Alcohol problems are not distributed equally through the population, being more common among those with a family history, in men, among those living outside the metropolitan areas, and among individuals and populations exposed to high levels of trauma and stress, especially adverse childhood experiences.1,7,8 Ideally, those at higher risk should be easily detected, offered intervention, and encouraged to control problematic consumption. However, identification of people with unhealthy use of alcohol is straightforward in principle but surprisingly difficult in practice. The Alcohol Use Disorder Identification Test (AUDIT) questionnaire, for example, is designed for use in primary care, with ten questions on consumption and its consequences, while the short version (AUDIT‐C) has just three consumption questions, but neither are frequently used in practice.7,8 Routine clinical assessment typically detects severe cases but misses out on the less severely affected. It is the treatment of less severe cases that has the greatest potential to prevent life‐threatening complications. Treatment of alcohol use disorders can be undertaken in primary care settings. Brief interventions are easily offered in primary care or other health care settings and can be effectively delivered online.7,8 Furthermore, a number of culturally specific strategies for engagement have evolved to assist members of specific communities with alcohol problems.7 Thus, the full guidelines include sections on screening, brief interventions, and eight chapters dedicated to the treatment of specific populations.6
Successful treatment of alcohol problems can yield striking improvements across multiple domains of health and social function. The guidelines also include up‐to‐date evidence based recommendations for a range of management options such as pharmacotherapies, psychosocial interventions, and peer support programs. Alcohol use disorder is also associated with many mental, physical and social complications that can make management more challenging.6,8 In addition, the guidelines include three chapters that focus on the management of specific comorbidities associated with alcohol problems (polydrug use, mental comorbidities, and physical comorbidities).

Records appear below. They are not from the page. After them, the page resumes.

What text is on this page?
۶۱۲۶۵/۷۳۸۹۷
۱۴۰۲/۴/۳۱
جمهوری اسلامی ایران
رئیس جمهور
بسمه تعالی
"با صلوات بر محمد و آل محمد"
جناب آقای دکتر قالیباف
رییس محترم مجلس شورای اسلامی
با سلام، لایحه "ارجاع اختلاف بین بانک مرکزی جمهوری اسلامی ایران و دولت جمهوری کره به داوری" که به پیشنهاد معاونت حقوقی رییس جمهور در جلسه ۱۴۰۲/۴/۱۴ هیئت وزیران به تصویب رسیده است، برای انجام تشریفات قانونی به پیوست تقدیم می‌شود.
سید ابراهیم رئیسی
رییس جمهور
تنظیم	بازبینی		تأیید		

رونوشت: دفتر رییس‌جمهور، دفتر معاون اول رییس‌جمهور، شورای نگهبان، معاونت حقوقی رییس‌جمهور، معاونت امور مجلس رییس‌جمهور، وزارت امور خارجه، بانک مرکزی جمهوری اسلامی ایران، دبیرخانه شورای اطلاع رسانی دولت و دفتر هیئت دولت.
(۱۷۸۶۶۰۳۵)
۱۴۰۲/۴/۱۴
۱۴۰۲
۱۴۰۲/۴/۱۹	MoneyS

Despite the major contribution to our burden of disease and the growing range of evidence‐based treatment options, there is a reluctance to implement alcohol treatment programs to the populations at risk and in the places where they are needed. The median delay between onset of alcohol problems and treatment in Australia is around 18 years,9 and pharmacotherapies are prescribed in fewer than 5% of cases.10 Guideline concordant care appears to be the exception rather than the rule. Alcohol use disorder is heavily stigmatised and this may impact treatment seeking and care; for this reason, the guidelines include a new chapter addressing the role of stigma. Moreover, public understanding of treatment options other than residential withdrawal and rehabilitation is low. Increasing awareness of available evidence‐based treatment options may have a key impact on treatment seeking. Ambulatory withdrawal management is effective for low risk patients and can be offered by general practitioners and specialist services alike. Treatment should be continued long term and should offer integrated care for the common comorbidities that include mental disorders.6 Notwithstanding, treatment services are often poorly resourced and often not available where they are needed.7
Improving the efficacy and implementation of comprehensive and effective treatment is a priority and has the potential to save lives and return value to the community. This will require expansion of discovery and translational research, clinical training and advocacy. Clinicians, services and government now face the challenge to implement the treatment recommended in the guidelines. With almost 5% of the national burden of disease and injury attributable to alcohol,11 investing in scaling up treatment of alcohol problems will undoubtedly be associated with considerable health benefit across the nation.
Provenance: Commissioned; externally peer reviewed.